Endovascular treatment, an alternative reperfusion strategy, is a rapidly evolving field that involves intra-arterial administration of medications including rtPA or the use of mechanical interventions to remove or break up an arterial thrombosis. Endovascular therapy has many advantages. It administers the intervention at the site of the arterial occlusion. Recanalization, particularly with the newer clot extraction devices, can be achieved in a high percentage of patients [12]. Restoring adequate blood flow is associated with improved neurological outcomes. Treatment may be given to some patients who are not eligible for intravenous therapy, such as those with coagulation abnormalities.
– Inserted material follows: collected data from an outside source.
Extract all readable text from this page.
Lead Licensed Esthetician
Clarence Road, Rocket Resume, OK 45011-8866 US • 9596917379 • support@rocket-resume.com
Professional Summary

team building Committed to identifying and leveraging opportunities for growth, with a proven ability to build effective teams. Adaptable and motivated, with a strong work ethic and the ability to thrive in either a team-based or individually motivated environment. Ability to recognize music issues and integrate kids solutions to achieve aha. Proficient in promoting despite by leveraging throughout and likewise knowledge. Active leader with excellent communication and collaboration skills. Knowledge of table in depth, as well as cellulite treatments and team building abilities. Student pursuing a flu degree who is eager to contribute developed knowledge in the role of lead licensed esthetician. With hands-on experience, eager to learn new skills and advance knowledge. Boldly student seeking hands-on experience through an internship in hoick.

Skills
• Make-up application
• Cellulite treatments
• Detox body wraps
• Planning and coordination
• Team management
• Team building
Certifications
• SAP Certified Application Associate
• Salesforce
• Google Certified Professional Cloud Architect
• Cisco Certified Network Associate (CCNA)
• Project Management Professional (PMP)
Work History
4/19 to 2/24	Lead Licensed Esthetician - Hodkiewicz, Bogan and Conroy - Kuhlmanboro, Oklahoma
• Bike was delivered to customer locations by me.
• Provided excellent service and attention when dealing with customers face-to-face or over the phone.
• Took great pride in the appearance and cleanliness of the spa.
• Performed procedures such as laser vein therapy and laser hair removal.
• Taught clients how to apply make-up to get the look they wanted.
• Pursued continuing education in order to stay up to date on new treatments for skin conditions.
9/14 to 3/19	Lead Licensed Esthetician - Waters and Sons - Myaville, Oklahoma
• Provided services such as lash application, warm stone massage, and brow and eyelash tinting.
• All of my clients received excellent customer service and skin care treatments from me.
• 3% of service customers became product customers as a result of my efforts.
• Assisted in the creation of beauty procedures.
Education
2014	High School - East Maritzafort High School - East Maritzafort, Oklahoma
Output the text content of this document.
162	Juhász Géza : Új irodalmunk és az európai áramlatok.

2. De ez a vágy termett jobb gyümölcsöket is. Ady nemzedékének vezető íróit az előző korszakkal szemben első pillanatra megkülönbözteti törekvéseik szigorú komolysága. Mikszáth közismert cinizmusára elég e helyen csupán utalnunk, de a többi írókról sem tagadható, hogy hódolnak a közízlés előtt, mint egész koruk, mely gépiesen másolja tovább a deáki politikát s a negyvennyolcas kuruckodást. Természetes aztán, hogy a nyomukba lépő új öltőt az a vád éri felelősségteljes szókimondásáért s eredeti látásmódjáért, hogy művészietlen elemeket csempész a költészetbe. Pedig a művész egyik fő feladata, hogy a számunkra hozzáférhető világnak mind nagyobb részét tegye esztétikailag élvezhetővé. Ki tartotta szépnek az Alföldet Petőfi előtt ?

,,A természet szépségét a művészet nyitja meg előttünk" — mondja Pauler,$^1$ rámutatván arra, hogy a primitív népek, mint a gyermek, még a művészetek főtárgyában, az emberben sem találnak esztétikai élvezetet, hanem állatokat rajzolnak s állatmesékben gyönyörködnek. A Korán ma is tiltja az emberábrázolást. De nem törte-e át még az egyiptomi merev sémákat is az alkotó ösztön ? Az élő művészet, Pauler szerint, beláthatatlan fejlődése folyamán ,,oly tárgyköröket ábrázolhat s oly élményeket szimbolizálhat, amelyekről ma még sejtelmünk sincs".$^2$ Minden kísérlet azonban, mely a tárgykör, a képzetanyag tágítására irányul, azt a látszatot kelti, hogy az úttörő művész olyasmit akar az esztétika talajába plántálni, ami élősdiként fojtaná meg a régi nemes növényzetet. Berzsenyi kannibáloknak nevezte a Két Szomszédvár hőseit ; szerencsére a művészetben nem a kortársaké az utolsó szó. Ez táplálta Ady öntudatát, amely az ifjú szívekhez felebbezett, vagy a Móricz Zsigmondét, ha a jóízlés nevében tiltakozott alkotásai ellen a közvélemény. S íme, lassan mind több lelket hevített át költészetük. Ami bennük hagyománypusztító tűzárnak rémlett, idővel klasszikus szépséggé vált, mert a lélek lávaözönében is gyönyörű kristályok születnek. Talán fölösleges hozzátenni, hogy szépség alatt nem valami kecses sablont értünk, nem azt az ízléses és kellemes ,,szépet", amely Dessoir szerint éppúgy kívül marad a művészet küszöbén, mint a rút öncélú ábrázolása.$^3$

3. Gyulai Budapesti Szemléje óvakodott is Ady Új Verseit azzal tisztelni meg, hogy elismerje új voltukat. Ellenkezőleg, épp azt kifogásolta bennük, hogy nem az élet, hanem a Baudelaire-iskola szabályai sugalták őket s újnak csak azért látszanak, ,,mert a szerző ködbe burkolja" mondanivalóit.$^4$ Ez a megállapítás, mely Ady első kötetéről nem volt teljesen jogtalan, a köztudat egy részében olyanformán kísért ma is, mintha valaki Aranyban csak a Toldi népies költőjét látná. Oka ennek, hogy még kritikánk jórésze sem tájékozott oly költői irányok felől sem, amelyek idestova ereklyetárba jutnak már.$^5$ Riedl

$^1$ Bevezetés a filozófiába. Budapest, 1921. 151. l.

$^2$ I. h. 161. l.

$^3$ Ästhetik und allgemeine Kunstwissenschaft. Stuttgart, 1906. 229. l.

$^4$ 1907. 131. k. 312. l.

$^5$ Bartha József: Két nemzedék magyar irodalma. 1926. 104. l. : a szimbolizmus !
An endovascular intervention may complement intravenous treatment and it could be delivered as a rescue therapy to those patients who do not improve following thrombolysis. Conversely, endovascular therapy has limitations. It requires considerable physician expertise and expensive technology, which is not widely available; as a result, most patients with stroke likely cannot be treated. The costs of endovascular interventions, not including transport to a center where this service available, are considerably higher than those that accompany intravenous treatment. The current limitations imply that the overall impact of endovascular treatment on the public’s health may be small.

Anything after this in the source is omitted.